Integrate image embedders

Image embedders allow embedding images into a high-dimensional feature vector representing the semantic meaning of an image, which can then be compared with the feature vector of other images to evaluate their semantic similarity.

As opposed to image search, the image embedder allows computing the similarity between images on-the-fly instead of searching through a predefined index built from a corpus of images.

Use the Task Library ImageEmbedder API to deploy your custom image embedder into your mobile apps.

Key features of the ImageEmbedder API

Input image processing, including rotation, resizing, and color space conversion.
Region of interest of the input image.
Built-in utility function to compute the cosine similarity between feature vectors.

Supported image embedder models

The following models are guaranteed to be compatible with the ImageEmbedder API.

Feature vector models from the Google Image Modules collection on TensorFlow Hub.
Custom models that meet the model compatibility requirements.

Run inference in C++

c++

// Initialization
ImageEmbedderOptions options:
options.mutable_model_file_with_metadata()->set_file_name(model_path);
options.set_l2_normalize(true);
std::unique_ptr<ImageEmbedder> image_embedder = ImageEmbedder::CreateFromOptions(options).value();

// Create input frame_buffer_1 and frame_buffer_2 from your inputs `image_data1`, `image_data2`, `image_dimension1` and `image_dimension2`.
// See more information here: tensorflow_lite_support/cc/task/vision/utils/frame_buffer_common_utils.h
std::unique_ptr<FrameBuffer> frame_buffer_1 = CreateFromRgbRawBuffer(
      image_data1, image_dimension1);
std::unique_ptr<FrameBuffer> frame_buffer_2 = CreateFromRgbRawBuffer(
      image_data2, image_dimension2);

// Run inference on two images.
const EmbeddingResult result_1 = image_embedder->Embed(*frame_buffer_1);
const EmbeddingResult result_2 = image_embedder->Embed(*frame_buffer_2);

// Compute cosine similarity.
double similarity = ImageEmbedder::CosineSimilarity(
    result_1.embeddings[0].feature_vector(),
    result_2.embeddings[0].feature_vector());

See the source code for more options to configure ImageEmbedder.

Run inference in Python

Step 1: Install TensorFlow Lite Support Pypi package.
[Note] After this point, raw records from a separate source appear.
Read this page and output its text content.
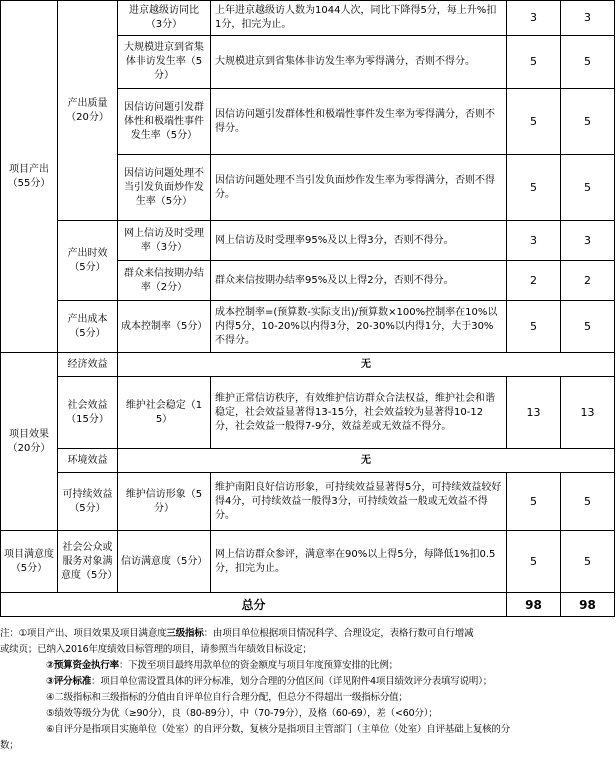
项目产出（55分）	产出质量（20分）	进京越级访同比（3分）	上年进京越级访人数为1044人次，同比下降得5分，每上升%扣1分，扣完为止。	3	3
		大规模进京到省集体非访发生率（5分）	大规模进京到省集体非访发生率为零得满分，否则不得分。	5	5
		因信访问题引发群体性和极端性事件发生率（5分）	因信访问题引发群体性和极端性事件发生率为零得满分，否则不得分。	5	5
		因信访问题处理不当引发负面炒作发生率（5分）	因信访问题处理不当引发负面炒作发生率为零得满分，否则不得分。	5	5
	产出时效（5分）	网上信访及时受理率（3分）	网上信访及时受理率95%及以上得3分，否则不得分。	3	3
		群众来信按期办结率（2分）	群众来信按期办结率95%及以上得2分，否则不得分。	2	2
	产出成本（5分）	成本控制率（5分）	成本控制率=(预算数-实际支出)/预算数×100%控制率在10%以内得5分，10-20%以内得3分，20-30%以内得1分，大于30%不得分。	5	5
项目效果（20分）	经济效益	无			
	社会效益（15分）	维护社会稳定（15）	维护正常信访秩序，有效维护信访群众合法权益，维护社会和谐稳定，社会效益显著得13-15分，社会效益较为显著得10-12分，社会效益一般得7-9分，效益差或无效益不得分。	13	13
	环境效益	无			
	可持续效益（5分）	维护信访形象（5分）	维护南阳良好信访形象，可持续效益显著得5分，可持续效益较好得4分，可持续效益一般得3分，可持续效益一般或无效益不得分。	5	5
项目满意度（5分）	社会公众或服务对象满意度（5分）	信访满意度（5分）	网上信访群众参评，满意率在90%以上得5分，每降低1%扣0.5分，扣完为止。	5	5
总分				98	98

注：①项目产出、项目效果及项目满意度三级指标：由项目单位根据项目情况科学、合理设定，表格行数可自行增减

或续页；已纳入2016年度绩效目标管理的项目，请参照当年绩效目标设定；

②预算资金执行率：下拨至项目最终用款单位的资金额度与项目年度预算安排的比例；

③评分标准：项目单位需设置具体的评分标准，划分合理的分值区间（详见附件4项目绩效评分表填写说明）；

④二级指标和三级指标的分值由自评单位自行合理分配，但总分不得超出一级指标分值；

⑤绩效等级分为优（≥90分），良（80-89分），中（70-79分），及格（60-69），差（<60分）；

⑥自评分是指项目实施单位（处室）的自评分数，复核分是指项目主管部门（主单位（处室）自评基础上复核的分

数；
You can install the TensorFlow Lite Support Pypi package using the following command:

pip install tflite-support

Step 2: Using the model

python

from tflite_support.task import vision

# Initialization.
image_embedder = vision.ImageEmbedder.create_from_file(model_path)

# Run inference on two images.
image_1 = vision.TensorImage.create_from_file('/path/to/image1.jpg')
result_1 = image_embedder.embed(image_1)
image_2 = vision.TensorImage.create_from_file('/path/to/image2.jpg')
result_2 = image_embedder.embed(image_2)

# Compute cosine similarity.
feature_vector_1 = result_1.embeddings[0].feature_vector
feature_vector_2 = result_2.embeddings[0].feature_vector
similarity = image_embedder.cosine_similarity(
    result_1.embeddings[0].feature_vector, result_2.embeddings[0].feature_vector)

See the source code for more options to configure ImageEmbedder.

Example results

Cosine similarity between normalized feature vectors return a score between -1 and 1. Higher is better, i.e. a cosine similarity of 1 means the two vectors are identical.

Cosine similarity: 0.954312

Try out the simple CLI demo tool for ImageEmbedder with your own model and test data.

Model compatibility requirements

The ImageEmbedder API expects a TFLite model with optional, but strongly recommended TFLite Model Metadata.

The compatible image embedder models should meet the following requirements:

An input image tensor (kTfLiteUInt8/kTfLiteFloat32)
- image input of size [batch x height x width x channels].
- batch inference is not supported (batch is required to be 1).
- only RGB inputs are supported (channels is required to be 3).
- if type is kTfLiteFloat32, NormalizationOptions are required to be attached to the metadata for input normalization.
At least one output tensor (kTfLiteUInt8/kTfLiteFloat32)
- with N components corresponding to the N dimensions of the returned feature vector for this output layer.
- Either 2 or 4 dimensions, i.e. [1 x N] or [1 x 1 x 1 x N].